The paper will reflect on my own experiences of online activism as a Turkish-born Sydney-based academic following the mass demonstrations in Turkey in June 2013, known as the Gezi Resistance. “Online activism” was the only possible outlet for me to contribute to the protests against an oppressive government and police brutality. The idea for a comics anthology was inspired by a creative explosion that was associated with the Gezi Resistance, and by previous examples of comics with activist contents, such as Occupy Comics. As a group of writers, academics and artists, my collaborators and I used the social media to organise, to workshop ideas and scripts and to find other enthusiastic contributors. Our project #ResistComics was born out of this transnational conversation and collective thinking. Currently, the project is near completion and we are preparing a crowdfunding campaign to fund printing.

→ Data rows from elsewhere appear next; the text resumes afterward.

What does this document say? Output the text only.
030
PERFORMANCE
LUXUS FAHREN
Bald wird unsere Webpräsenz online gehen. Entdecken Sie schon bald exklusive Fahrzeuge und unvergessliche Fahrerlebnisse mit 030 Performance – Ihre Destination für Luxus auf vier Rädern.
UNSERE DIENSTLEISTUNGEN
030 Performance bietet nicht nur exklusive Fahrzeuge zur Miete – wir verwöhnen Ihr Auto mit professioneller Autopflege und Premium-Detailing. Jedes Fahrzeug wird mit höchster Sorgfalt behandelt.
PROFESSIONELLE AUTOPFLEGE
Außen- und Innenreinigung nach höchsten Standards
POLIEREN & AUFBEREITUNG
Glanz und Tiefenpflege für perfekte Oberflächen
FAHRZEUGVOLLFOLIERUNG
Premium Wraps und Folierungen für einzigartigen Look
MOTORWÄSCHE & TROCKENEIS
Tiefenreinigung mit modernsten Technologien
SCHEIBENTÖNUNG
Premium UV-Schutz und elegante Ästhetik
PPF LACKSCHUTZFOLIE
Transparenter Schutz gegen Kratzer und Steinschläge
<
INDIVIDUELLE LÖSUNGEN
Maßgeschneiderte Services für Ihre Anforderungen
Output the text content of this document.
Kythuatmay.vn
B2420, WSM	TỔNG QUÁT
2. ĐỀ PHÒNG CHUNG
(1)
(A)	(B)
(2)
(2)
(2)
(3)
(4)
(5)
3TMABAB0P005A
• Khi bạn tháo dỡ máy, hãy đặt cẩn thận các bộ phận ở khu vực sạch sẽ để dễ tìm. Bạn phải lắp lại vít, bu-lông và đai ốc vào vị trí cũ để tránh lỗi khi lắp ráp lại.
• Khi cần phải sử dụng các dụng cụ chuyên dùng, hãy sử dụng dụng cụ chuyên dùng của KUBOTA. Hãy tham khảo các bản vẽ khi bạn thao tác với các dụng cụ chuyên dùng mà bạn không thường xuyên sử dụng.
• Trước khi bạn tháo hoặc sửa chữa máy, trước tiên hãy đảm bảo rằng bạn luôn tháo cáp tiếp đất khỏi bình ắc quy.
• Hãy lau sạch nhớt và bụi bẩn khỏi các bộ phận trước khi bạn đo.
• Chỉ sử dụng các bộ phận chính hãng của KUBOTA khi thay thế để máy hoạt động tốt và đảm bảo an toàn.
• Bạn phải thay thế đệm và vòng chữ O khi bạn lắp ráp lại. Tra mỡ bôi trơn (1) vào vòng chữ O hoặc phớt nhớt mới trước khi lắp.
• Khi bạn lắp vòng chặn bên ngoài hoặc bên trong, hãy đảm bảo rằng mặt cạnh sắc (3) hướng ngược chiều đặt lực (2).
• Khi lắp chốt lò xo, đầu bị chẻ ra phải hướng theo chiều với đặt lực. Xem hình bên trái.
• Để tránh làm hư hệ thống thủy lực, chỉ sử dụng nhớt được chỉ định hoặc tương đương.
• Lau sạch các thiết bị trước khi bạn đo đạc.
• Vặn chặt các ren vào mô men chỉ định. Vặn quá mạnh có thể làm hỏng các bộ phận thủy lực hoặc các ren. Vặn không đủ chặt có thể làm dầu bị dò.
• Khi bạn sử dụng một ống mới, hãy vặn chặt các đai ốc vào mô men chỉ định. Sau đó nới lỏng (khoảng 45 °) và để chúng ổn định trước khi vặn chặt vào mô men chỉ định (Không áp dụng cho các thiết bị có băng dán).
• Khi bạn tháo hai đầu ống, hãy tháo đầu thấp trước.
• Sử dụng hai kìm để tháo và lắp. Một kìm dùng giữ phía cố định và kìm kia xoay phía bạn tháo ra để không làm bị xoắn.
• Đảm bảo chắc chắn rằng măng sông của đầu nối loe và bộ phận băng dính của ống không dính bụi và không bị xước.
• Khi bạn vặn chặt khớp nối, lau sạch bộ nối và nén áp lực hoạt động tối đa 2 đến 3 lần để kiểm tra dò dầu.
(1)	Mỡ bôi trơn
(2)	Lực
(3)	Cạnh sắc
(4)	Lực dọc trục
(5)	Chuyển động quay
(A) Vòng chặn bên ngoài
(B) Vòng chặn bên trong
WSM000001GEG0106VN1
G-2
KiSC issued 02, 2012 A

This paper delivers an account of the #ResistComics anthology’s creation process, with particular attention to what opportunities and challenges are posited in a collective work produced through online communication. It also reviews the project’s crowdfunding experience within a creative economy framework, and questions whether online technologies have made it easier for alternative and independent publications to meet production costs and reach an audience.
Can recently completed his PhD thesis “Wounds of Difference: Melancholy in Turkish Film and Popular Music” in the Media, Music, Communication and Cultural Studies department at Macquarie University. Can worked as an editor of a comics studies journal in Turkey called Yeni Seruven between 2006 and 2007. The journals aim was to publish a semi-academic journal in Turkey, where comics studies is a neglected area.